As grandes produtoras querem nos vender a ideia de que os blockbusters tradicionais (sejam de super-heróis, agentes secretos ou guerras estelares) não são mais coisa de criança, e a estética mais sombria ajuda a transmitir essa ideia.
É o que levou pessoas como Katie Stebbins a falar de um efeito que ela chamou de "a lama intangível", um tópico que já discutimos anteriormente no Magnet. Stebbins comparou a série "Dexter" em sua versão de 2006 e a sequência de 2021, notando uma significativa redução no brilho e na coloração que caracterizava a primeira versão. Na moderna, as cores são mais apagadas e até a pele dos personagens é mais pálida e sinistra.
Confirma-se: é uma tendência. Este fenômeno pode ser considerado uma espécie de "dessaturação" das cores, que se diferenciam menos entre si e se confundem umas com as outras. Artigos como um da Vox discutiram o assunto e apresentaram algumas possíveis razões: o advento de ferramentas digitais que refinam a correção de cor, o impacto de trilogias como "O Senhor dos Anéis" e "Matrix" que popularizaram tons mais ocre e menos pop na cinematografia, ou a temática geralmente mais pessimista dos filmes atuais.

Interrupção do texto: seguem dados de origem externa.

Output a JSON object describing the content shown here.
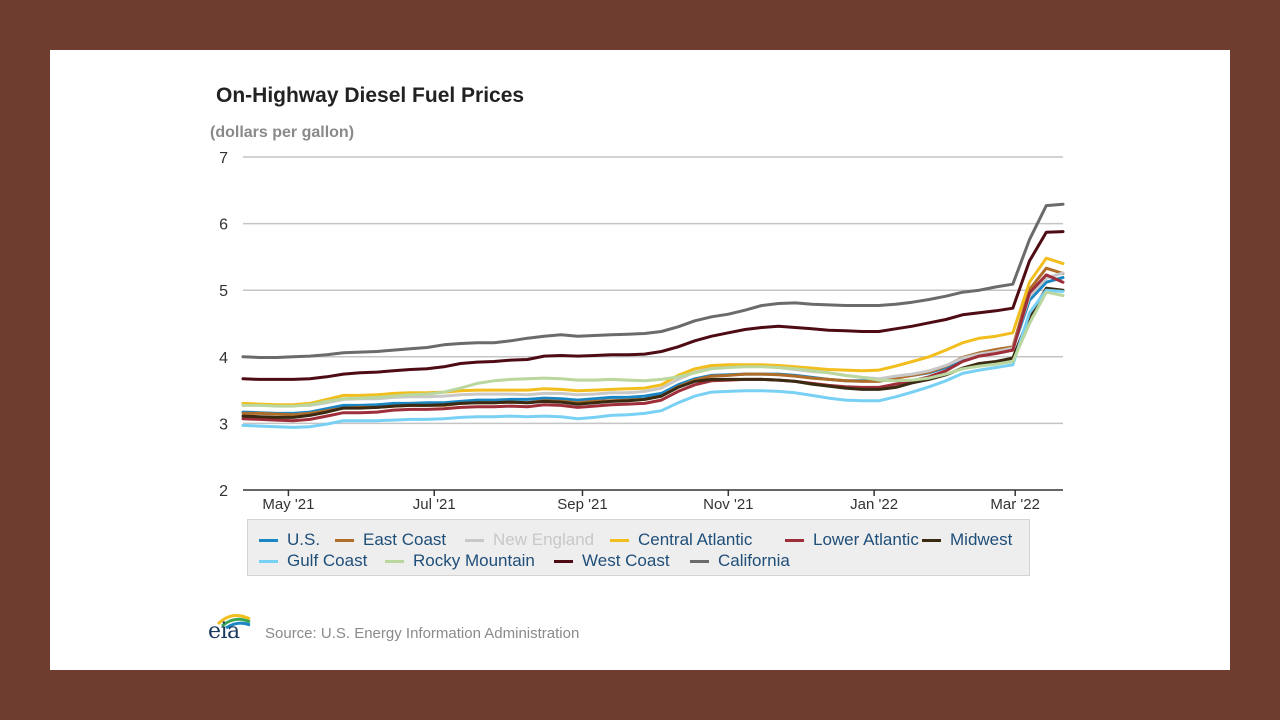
{
  "chart_data": {
    "type": "line",
    "title": "On-Highway Diesel Fuel Prices",
    "subtitle": "(dollars per gallon)",
    "ylim": [
      2,
      7
    ],
    "yticks": [
      2,
      3,
      4,
      5,
      6,
      7
    ],
    "xlim": [
      "2021-04-12",
      "2022-03-21"
    ],
    "xticks": [
      {
        "date": "2021-05-01",
        "label": "May '21"
      },
      {
        "date": "2021-07-01",
        "label": "Jul '21"
      },
      {
        "date": "2021-09-01",
        "label": "Sep '21"
      },
      {
        "date": "2021-11-01",
        "label": "Nov '21"
      },
      {
        "date": "2022-01-01",
        "label": "Jan '22"
      },
      {
        "date": "2022-03-01",
        "label": "Mar '22"
      }
    ],
    "grid": true,
    "legend_position": "bottom",
    "x": [
      "2021-04-12",
      "2021-04-19",
      "2021-04-26",
      "2021-05-03",
      "2021-05-10",
      "2021-05-17",
      "2021-05-24",
      "2021-05-31",
      "2021-06-07",
      "2021-06-14",
      "2021-06-21",
      "2021-06-28",
      "2021-07-05",
      "2021-07-12",
      "2021-07-19",
      "2021-07-26",
      "2021-08-02",
      "2021-08-09",
      "2021-08-16",
      "2021-08-23",
      "2021-08-30",
      "2021-09-06",
      "2021-09-13",
      "2021-09-20",
      "2021-09-27",
      "2021-10-04",
      "2021-10-11",
      "2021-10-18",
      "2021-10-25",
      "2021-11-01",
      "2021-11-08",
      "2021-11-15",
      "2021-11-22",
      "2021-11-29",
      "2021-12-06",
      "2021-12-13",
      "2021-12-20",
      "2021-12-27",
      "2022-01-03",
      "2022-01-10",
      "2022-01-17",
      "2022-01-24",
      "2022-01-31",
      "2022-02-07",
      "2022-02-14",
      "2022-02-21",
      "2022-02-28",
      "2022-03-07",
      "2022-03-14",
      "2022-03-21"
    ],
    "series": [
      {
        "name": "U.S.",
        "color": "#1b86c4",
        "values": [
          3.17,
          3.16,
          3.15,
          3.15,
          3.17,
          3.22,
          3.27,
          3.27,
          3.28,
          3.3,
          3.3,
          3.31,
          3.31,
          3.33,
          3.35,
          3.35,
          3.36,
          3.36,
          3.38,
          3.37,
          3.35,
          3.37,
          3.39,
          3.39,
          3.41,
          3.45,
          3.58,
          3.67,
          3.72,
          3.73,
          3.74,
          3.74,
          3.74,
          3.72,
          3.69,
          3.66,
          3.64,
          3.64,
          3.64,
          3.69,
          3.72,
          3.76,
          3.84,
          3.96,
          4.03,
          4.07,
          4.12,
          4.85,
          5.12,
          5.19
        ]
      },
      {
        "name": "East Coast",
        "color": "#b06d2a",
        "values": [
          3.15,
          3.15,
          3.14,
          3.13,
          3.15,
          3.19,
          3.23,
          3.24,
          3.24,
          3.26,
          3.27,
          3.27,
          3.27,
          3.3,
          3.31,
          3.31,
          3.32,
          3.31,
          3.34,
          3.33,
          3.31,
          3.33,
          3.34,
          3.35,
          3.36,
          3.41,
          3.55,
          3.65,
          3.71,
          3.72,
          3.74,
          3.74,
          3.73,
          3.71,
          3.68,
          3.66,
          3.64,
          3.63,
          3.63,
          3.68,
          3.72,
          3.77,
          3.86,
          3.99,
          4.06,
          4.11,
          4.15,
          5.01,
          5.33,
          5.25
        ]
      },
      {
        "name": "New England",
        "color": "#c8c8c8",
        "values": [
          3.28,
          3.28,
          3.27,
          3.27,
          3.27,
          3.31,
          3.36,
          3.37,
          3.37,
          3.39,
          3.4,
          3.4,
          3.41,
          3.43,
          3.44,
          3.44,
          3.44,
          3.43,
          3.45,
          3.45,
          3.43,
          3.44,
          3.46,
          3.46,
          3.48,
          3.53,
          3.66,
          3.77,
          3.83,
          3.84,
          3.86,
          3.86,
          3.84,
          3.81,
          3.78,
          3.76,
          3.72,
          3.69,
          3.67,
          3.71,
          3.74,
          3.79,
          3.87,
          3.98,
          4.04,
          4.08,
          4.13,
          4.91,
          5.18,
          5.26
        ]
      },
      {
        "name": "Central Atlantic",
        "color": "#f2be1e",
        "values": [
          3.3,
          3.29,
          3.28,
          3.28,
          3.3,
          3.36,
          3.42,
          3.42,
          3.43,
          3.45,
          3.46,
          3.46,
          3.47,
          3.49,
          3.5,
          3.5,
          3.5,
          3.5,
          3.52,
          3.51,
          3.49,
          3.5,
          3.51,
          3.52,
          3.53,
          3.58,
          3.72,
          3.82,
          3.87,
          3.88,
          3.88,
          3.88,
          3.87,
          3.85,
          3.83,
          3.81,
          3.8,
          3.79,
          3.8,
          3.86,
          3.93,
          4.0,
          4.1,
          4.21,
          4.28,
          4.31,
          4.36,
          5.12,
          5.48,
          5.4
        ]
      },
      {
        "name": "Lower Atlantic",
        "color": "#9e2f3a",
        "values": [
          3.07,
          3.06,
          3.05,
          3.04,
          3.06,
          3.11,
          3.16,
          3.16,
          3.17,
          3.2,
          3.21,
          3.21,
          3.22,
          3.24,
          3.25,
          3.25,
          3.26,
          3.25,
          3.28,
          3.27,
          3.24,
          3.26,
          3.28,
          3.29,
          3.3,
          3.35,
          3.48,
          3.58,
          3.64,
          3.65,
          3.66,
          3.66,
          3.65,
          3.63,
          3.6,
          3.57,
          3.55,
          3.54,
          3.54,
          3.59,
          3.64,
          3.7,
          3.79,
          3.93,
          4.01,
          4.05,
          4.1,
          4.96,
          5.23,
          5.12
        ]
      },
      {
        "name": "Midwest",
        "color": "#3a2a12",
        "values": [
          3.11,
          3.1,
          3.09,
          3.09,
          3.12,
          3.17,
          3.23,
          3.23,
          3.24,
          3.26,
          3.27,
          3.27,
          3.28,
          3.3,
          3.31,
          3.31,
          3.32,
          3.31,
          3.33,
          3.32,
          3.29,
          3.31,
          3.33,
          3.34,
          3.36,
          3.41,
          3.54,
          3.63,
          3.66,
          3.66,
          3.66,
          3.66,
          3.65,
          3.63,
          3.59,
          3.56,
          3.53,
          3.51,
          3.51,
          3.54,
          3.61,
          3.66,
          3.73,
          3.83,
          3.9,
          3.93,
          3.98,
          4.6,
          5.03,
          5.0
        ]
      },
      {
        "name": "Gulf Coast",
        "color": "#78d1f5",
        "values": [
          2.97,
          2.96,
          2.95,
          2.94,
          2.95,
          2.99,
          3.04,
          3.04,
          3.04,
          3.05,
          3.06,
          3.06,
          3.07,
          3.09,
          3.1,
          3.1,
          3.11,
          3.1,
          3.11,
          3.1,
          3.07,
          3.09,
          3.12,
          3.13,
          3.15,
          3.19,
          3.31,
          3.41,
          3.47,
          3.48,
          3.49,
          3.49,
          3.48,
          3.46,
          3.42,
          3.38,
          3.35,
          3.34,
          3.34,
          3.4,
          3.47,
          3.55,
          3.64,
          3.75,
          3.8,
          3.84,
          3.88,
          4.66,
          5.0,
          4.98
        ]
      },
      {
        "name": "Rocky Mountain",
        "color": "#b9d79e",
        "values": [
          3.27,
          3.27,
          3.26,
          3.26,
          3.28,
          3.33,
          3.37,
          3.38,
          3.39,
          3.41,
          3.43,
          3.44,
          3.47,
          3.53,
          3.6,
          3.64,
          3.66,
          3.67,
          3.68,
          3.67,
          3.65,
          3.65,
          3.66,
          3.65,
          3.64,
          3.66,
          3.7,
          3.76,
          3.82,
          3.84,
          3.85,
          3.85,
          3.84,
          3.82,
          3.79,
          3.76,
          3.72,
          3.69,
          3.65,
          3.64,
          3.65,
          3.68,
          3.74,
          3.82,
          3.86,
          3.89,
          3.93,
          4.5,
          4.97,
          4.92
        ]
      },
      {
        "name": "West Coast",
        "color": "#4e0b13",
        "values": [
          3.67,
          3.66,
          3.66,
          3.66,
          3.67,
          3.7,
          3.74,
          3.76,
          3.77,
          3.79,
          3.81,
          3.82,
          3.85,
          3.9,
          3.92,
          3.93,
          3.95,
          3.96,
          4.01,
          4.02,
          4.01,
          4.02,
          4.03,
          4.03,
          4.04,
          4.08,
          4.15,
          4.24,
          4.31,
          4.36,
          4.41,
          4.44,
          4.46,
          4.44,
          4.42,
          4.4,
          4.39,
          4.38,
          4.38,
          4.42,
          4.46,
          4.51,
          4.56,
          4.63,
          4.66,
          4.69,
          4.73,
          5.44,
          5.87,
          5.88
        ]
      },
      {
        "name": "California",
        "color": "#6b6b6b",
        "values": [
          4.0,
          3.99,
          3.99,
          4.0,
          4.01,
          4.03,
          4.06,
          4.07,
          4.08,
          4.1,
          4.12,
          4.14,
          4.18,
          4.2,
          4.21,
          4.21,
          4.24,
          4.28,
          4.31,
          4.33,
          4.31,
          4.32,
          4.33,
          4.34,
          4.35,
          4.38,
          4.45,
          4.54,
          4.6,
          4.64,
          4.7,
          4.77,
          4.8,
          4.81,
          4.79,
          4.78,
          4.77,
          4.77,
          4.77,
          4.79,
          4.82,
          4.86,
          4.91,
          4.97,
          5.0,
          5.05,
          5.09,
          5.76,
          6.27,
          6.29
        ]
      }
    ],
    "source": "Source: U.S. Energy Information Administration",
    "logo_text": "eia"
  }
}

O fato é que os filmes em tons ocre estão muito em voga. Basta ver o cinema de super-heróis, um gênero que nos quadrinhos (e em filmes do século passado) era caracterizado por seu colorido, e que hoje, até em filmes que deveriam ser um terreno fértil para loucura cromática, como "Quantumania", buscam ser o mais discretos possível. Mas essa discrição tem um lado B: o streaming não está preparado para isso.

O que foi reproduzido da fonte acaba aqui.